Financial mathematics concerns mathematical models and problems arising in financial markets and applies tools from probability, optimization, stochastic analysis and statistics. Specific areas of research include risk management, pricing and hedging in incomplete markets, stochastic volatility models, markets with transaction costs, energy markets, credit risk, portfolio optimization, utility indifference valuation, and stochastic differential games.
Operations research combines the use of optimization, probability and statistics to solve problems in contextual domains such as business, energy systems, health services, financial services, telecommunications and transportation. Active areas of research often work at the intersection of these disciplines, such as the use of optimization in the estimation of large scale statistical models, optimal collection of information, and stochastic optimization.

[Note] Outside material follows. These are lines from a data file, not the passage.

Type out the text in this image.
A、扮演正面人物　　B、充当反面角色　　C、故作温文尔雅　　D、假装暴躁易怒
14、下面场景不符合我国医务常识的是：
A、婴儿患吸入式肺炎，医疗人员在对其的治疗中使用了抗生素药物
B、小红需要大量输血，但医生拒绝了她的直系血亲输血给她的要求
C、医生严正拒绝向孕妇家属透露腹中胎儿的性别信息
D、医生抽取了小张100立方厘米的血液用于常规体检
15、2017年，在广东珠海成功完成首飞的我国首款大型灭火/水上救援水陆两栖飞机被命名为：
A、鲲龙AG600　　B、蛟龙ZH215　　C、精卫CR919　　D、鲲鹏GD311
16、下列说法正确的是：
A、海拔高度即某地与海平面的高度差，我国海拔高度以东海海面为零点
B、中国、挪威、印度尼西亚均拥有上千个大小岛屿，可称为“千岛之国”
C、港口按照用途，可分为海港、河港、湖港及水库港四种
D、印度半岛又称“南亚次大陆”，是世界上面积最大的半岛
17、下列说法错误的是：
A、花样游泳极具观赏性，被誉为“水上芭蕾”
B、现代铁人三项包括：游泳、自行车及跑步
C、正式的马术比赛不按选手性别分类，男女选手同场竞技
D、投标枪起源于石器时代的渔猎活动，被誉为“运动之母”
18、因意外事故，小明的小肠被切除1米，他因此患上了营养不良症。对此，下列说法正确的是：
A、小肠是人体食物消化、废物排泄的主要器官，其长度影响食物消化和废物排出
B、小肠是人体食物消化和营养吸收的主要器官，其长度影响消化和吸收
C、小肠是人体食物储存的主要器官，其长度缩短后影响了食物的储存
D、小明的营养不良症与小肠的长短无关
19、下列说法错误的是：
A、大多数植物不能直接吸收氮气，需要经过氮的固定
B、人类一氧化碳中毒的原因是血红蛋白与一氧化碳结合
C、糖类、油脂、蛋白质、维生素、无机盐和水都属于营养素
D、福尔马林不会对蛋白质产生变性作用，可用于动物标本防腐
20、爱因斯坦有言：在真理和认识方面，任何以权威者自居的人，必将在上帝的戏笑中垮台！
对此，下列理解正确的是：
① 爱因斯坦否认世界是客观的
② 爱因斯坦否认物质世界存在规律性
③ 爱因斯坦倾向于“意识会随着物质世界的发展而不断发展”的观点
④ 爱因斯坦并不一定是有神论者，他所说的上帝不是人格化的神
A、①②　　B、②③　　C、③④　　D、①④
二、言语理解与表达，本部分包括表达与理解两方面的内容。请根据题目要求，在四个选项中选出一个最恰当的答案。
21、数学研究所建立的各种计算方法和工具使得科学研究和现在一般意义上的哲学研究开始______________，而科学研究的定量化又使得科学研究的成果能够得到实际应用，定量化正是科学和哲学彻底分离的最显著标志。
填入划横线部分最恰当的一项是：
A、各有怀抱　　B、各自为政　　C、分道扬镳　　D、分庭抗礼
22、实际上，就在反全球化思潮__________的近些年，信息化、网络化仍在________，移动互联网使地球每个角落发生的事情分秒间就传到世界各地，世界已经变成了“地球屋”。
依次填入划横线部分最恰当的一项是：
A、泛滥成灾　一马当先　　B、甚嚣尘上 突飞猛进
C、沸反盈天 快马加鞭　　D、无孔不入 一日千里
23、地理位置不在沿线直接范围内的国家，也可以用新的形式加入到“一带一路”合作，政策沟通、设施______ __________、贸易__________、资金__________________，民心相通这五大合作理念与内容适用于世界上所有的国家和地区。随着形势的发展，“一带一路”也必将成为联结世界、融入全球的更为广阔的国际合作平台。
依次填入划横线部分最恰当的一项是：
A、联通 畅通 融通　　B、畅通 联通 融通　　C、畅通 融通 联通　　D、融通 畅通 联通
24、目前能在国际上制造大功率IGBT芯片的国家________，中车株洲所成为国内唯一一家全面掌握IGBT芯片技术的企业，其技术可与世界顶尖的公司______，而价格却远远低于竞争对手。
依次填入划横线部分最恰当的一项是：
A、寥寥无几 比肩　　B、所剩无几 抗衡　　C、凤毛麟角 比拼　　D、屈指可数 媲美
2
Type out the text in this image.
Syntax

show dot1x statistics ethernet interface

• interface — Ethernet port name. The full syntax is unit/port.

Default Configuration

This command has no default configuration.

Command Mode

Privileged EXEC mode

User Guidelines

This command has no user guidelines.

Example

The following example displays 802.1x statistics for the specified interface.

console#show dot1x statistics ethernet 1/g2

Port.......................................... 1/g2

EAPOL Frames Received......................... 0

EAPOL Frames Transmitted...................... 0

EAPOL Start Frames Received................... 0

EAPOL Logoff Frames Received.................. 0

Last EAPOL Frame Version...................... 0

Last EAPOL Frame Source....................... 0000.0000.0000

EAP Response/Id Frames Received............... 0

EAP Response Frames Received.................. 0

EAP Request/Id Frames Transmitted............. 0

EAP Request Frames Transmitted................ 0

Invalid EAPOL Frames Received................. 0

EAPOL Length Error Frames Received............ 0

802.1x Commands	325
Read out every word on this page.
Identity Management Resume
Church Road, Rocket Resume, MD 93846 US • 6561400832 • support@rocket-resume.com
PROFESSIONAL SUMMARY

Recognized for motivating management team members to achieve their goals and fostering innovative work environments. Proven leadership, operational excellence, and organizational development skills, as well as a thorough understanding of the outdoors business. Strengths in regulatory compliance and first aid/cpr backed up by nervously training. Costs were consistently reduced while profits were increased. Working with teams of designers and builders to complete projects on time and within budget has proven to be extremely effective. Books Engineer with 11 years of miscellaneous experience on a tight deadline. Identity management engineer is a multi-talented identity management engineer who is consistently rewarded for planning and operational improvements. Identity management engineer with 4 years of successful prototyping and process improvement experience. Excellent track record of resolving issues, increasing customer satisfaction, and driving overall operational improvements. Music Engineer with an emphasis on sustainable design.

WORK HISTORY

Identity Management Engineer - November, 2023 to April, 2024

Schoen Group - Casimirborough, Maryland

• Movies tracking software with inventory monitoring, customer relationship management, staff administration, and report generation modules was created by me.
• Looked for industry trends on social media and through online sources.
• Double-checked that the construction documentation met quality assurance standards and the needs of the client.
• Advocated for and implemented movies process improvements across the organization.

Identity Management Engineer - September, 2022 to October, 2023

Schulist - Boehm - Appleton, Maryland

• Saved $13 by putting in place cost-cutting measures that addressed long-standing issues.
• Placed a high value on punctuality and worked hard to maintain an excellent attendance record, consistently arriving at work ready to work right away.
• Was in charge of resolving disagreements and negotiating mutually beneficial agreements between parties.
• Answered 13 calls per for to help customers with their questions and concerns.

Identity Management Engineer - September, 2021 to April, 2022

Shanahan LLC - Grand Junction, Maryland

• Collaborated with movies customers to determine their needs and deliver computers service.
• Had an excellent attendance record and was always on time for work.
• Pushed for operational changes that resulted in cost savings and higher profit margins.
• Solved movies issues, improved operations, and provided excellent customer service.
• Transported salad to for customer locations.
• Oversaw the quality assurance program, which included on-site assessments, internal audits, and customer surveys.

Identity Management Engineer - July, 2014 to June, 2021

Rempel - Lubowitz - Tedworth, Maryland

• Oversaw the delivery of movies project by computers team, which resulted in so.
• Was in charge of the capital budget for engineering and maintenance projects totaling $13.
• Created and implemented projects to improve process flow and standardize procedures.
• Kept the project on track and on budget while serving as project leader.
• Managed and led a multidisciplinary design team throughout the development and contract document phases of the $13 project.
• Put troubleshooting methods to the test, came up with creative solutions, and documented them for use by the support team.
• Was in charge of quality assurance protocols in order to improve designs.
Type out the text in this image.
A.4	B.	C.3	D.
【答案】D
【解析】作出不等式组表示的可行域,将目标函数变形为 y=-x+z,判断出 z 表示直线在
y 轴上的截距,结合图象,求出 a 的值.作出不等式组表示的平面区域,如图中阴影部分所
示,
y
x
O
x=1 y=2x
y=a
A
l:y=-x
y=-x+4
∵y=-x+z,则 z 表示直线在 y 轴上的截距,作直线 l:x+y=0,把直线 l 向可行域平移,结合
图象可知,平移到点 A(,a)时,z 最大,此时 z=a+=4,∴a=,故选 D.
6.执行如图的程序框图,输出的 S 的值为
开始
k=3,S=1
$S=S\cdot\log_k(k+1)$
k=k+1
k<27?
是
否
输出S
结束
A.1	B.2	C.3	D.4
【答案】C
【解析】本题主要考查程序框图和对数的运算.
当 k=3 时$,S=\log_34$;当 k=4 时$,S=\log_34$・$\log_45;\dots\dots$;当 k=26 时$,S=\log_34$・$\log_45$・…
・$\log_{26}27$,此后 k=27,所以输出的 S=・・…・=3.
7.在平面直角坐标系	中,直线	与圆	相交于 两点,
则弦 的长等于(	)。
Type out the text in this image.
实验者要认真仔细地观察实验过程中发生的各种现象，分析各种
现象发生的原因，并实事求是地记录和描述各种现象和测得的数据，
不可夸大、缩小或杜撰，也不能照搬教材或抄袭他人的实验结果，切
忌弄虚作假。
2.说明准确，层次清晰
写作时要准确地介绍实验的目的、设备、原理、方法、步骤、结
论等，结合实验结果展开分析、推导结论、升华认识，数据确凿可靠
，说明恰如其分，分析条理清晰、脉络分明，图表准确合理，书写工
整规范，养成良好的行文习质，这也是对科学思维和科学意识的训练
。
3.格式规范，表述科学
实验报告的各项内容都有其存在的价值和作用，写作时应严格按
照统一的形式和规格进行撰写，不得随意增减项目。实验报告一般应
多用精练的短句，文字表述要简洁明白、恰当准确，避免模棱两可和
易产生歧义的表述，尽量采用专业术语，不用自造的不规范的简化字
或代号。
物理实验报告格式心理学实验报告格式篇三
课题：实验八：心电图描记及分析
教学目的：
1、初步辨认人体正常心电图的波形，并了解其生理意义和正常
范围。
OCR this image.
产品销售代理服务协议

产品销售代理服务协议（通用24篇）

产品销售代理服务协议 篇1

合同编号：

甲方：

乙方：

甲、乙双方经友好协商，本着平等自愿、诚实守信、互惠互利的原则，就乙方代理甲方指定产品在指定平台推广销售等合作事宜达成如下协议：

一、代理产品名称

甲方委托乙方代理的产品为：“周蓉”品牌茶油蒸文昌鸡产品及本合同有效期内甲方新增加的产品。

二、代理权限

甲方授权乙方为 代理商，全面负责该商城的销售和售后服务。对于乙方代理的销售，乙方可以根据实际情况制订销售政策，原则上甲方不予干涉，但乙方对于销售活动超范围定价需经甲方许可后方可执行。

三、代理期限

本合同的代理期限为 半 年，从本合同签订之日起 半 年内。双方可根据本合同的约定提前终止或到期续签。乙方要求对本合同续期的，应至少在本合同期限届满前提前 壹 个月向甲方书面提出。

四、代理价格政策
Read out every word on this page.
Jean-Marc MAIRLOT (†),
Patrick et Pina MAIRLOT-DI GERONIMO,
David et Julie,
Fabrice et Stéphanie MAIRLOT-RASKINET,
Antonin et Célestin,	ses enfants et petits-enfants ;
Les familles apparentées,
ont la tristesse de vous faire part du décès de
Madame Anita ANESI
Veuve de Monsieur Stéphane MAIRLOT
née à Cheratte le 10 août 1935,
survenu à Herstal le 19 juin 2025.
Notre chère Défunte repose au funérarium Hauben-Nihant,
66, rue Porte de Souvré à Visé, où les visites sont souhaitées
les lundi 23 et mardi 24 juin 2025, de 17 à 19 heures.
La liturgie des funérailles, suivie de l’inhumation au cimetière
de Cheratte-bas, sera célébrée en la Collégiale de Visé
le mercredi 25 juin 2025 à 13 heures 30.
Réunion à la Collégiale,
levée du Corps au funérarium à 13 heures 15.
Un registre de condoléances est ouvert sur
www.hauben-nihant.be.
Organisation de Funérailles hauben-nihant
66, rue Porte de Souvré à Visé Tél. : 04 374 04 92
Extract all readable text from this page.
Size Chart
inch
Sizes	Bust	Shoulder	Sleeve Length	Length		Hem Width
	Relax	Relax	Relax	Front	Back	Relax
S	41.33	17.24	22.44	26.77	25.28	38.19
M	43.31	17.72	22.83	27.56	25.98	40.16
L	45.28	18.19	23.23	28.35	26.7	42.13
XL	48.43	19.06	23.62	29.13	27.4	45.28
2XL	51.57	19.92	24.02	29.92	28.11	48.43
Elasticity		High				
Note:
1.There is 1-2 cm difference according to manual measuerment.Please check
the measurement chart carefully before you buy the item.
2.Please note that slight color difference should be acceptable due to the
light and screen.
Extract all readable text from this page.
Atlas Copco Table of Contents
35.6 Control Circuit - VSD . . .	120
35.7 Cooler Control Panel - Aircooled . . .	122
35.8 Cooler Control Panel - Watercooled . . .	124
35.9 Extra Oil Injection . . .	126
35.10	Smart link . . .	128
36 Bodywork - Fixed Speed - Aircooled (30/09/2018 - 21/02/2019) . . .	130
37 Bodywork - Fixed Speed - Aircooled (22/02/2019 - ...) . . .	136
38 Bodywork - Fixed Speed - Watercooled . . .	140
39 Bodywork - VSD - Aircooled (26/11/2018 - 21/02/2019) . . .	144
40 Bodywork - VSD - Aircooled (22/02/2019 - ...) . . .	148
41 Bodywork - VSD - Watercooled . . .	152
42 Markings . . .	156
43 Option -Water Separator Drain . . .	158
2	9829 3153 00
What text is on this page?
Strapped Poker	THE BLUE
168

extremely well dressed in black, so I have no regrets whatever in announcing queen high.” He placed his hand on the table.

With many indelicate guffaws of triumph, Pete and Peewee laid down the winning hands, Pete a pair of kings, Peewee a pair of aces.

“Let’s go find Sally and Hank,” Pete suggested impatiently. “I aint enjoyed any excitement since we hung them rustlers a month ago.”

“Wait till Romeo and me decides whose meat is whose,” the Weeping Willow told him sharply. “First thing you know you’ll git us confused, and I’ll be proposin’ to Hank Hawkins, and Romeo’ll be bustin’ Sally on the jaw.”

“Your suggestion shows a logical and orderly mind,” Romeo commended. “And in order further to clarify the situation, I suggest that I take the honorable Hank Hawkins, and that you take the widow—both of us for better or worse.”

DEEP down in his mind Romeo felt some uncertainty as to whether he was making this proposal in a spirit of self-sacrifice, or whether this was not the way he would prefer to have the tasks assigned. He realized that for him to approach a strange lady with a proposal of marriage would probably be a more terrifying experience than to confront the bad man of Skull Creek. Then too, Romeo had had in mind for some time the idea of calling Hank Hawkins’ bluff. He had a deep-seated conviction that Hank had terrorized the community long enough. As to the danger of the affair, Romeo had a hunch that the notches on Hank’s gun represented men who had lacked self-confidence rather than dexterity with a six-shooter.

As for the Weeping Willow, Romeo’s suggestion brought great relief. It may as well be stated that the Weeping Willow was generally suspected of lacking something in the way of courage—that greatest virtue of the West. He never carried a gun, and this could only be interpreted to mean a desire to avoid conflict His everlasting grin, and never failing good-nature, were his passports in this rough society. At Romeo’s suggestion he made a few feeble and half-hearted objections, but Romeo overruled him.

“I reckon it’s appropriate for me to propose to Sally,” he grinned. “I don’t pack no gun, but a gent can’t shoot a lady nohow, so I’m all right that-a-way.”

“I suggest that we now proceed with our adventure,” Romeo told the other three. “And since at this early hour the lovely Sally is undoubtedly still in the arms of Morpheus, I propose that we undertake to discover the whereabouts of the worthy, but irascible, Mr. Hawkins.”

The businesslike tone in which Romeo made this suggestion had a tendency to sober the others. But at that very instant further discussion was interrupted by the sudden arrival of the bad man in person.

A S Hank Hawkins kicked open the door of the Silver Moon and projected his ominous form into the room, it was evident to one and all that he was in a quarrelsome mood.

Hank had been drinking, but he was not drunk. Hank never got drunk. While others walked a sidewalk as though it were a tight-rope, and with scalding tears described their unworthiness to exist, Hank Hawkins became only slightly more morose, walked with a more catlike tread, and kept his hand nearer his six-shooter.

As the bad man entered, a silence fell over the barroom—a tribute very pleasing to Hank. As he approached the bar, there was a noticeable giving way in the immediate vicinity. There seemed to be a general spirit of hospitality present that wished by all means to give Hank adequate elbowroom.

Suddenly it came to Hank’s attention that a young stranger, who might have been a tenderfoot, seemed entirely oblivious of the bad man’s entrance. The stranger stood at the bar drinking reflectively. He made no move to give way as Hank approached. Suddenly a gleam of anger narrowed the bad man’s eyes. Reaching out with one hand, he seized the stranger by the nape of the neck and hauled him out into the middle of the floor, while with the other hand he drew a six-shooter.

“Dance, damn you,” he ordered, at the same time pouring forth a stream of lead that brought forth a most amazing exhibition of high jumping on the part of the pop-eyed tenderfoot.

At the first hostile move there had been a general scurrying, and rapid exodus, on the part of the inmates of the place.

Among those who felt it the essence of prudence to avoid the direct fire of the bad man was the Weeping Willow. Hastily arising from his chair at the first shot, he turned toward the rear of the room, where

Optimization is concerned with the analysis and algorithmic aspects of maximizing or minimizing an objective function subject to constraints, often in complex problems in high dimension. Active research areas in ORFE include interior-point methods, the parametric simplex method, stochastic optimization, and convex analysis. Applications of interest span from portfolio optimization to engineering applications such as optimal control, optical design, and machine learning.
Probability theory is the mathematical description of random phenomena. Probability plays an increasingly important role in almost all areas of engineering and science. Probability research in ORFE ranges from theoretical to applied, with particular emphasis on stochastic analysis and its applications in various areas including financial mathematics, stochastic networks and queueing, signal and image processing, and stochastic control.
Statistical research at ORFE is focused on the design of new statistical methods and their mathematical analysis. Specific areas of research include high-dimensional statistics, nonparametric statistics, nonlinear time series, sequential learning, combinatorial statistics, longitudinal and functional data analysis, and robust statistics. Areas of application span a variety of scientific domains including risk management, econometrics, machine learning, computational biology and biostatistics.